Sheep farmers reliant on subsidies could profit from letting their land naturally return to woodland, a study suggests.
Most sheep farming in the UK is not profitable without subsidies, if farmers are paid for their labour, according to the research from Sheffield University.
But farmers could make money by allowing native trees to return to their land and selling “credits” for the amount of carbon dioxide the trees absorb as part of efforts to tackle climate change.
The study found farmers with at least 60 acres of land could turn a profit if they allowed it to naturally regenerate into woodland and were paid as little as £3 a tonne for the carbon the woods store.
The credits could be bought by businesses or individuals who want to offset their emissions, for example from flights.
If they were sold for £15 a tonne – the current market price for carbon credits – they could make forests of any size profitable, the study published in the journal Environmental Research Letters said.

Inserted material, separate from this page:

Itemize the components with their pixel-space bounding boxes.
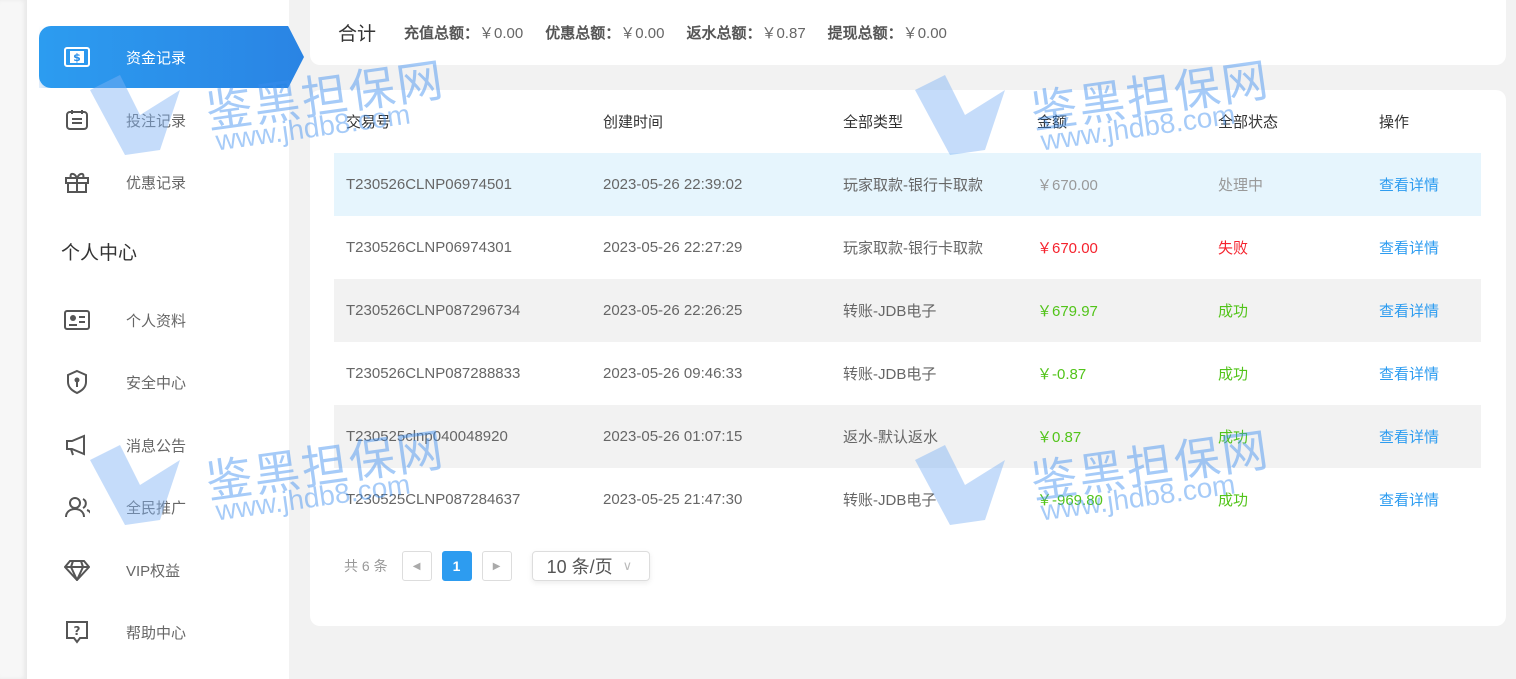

If farmers had to plant trees, they would need a price of around £42 per tonne of carbon stored – although government grants can help cover the costs of new woodland creation, the study said.
National Sheep Association chief executive Phil Stocker said expecting farmers to give up keeping sheep and plant forests “ignores two basic facts”.
He said: “Sheep farming is more than just a business, it is part of our culture and heritage and farmers get huge pride and satisfaction from farming sheep.”
Secondly, land management had to be looked at on a multi-functional basis, he said, adding: “Sheep farmers are managing one of our most precious resources – grassland – while also producing a fantastic and nutritious food from it.”
He said grassland stored carbon and supported wildlife, and sheep farming was at the heart of rural communities that the public benefited from when they visit the countryside.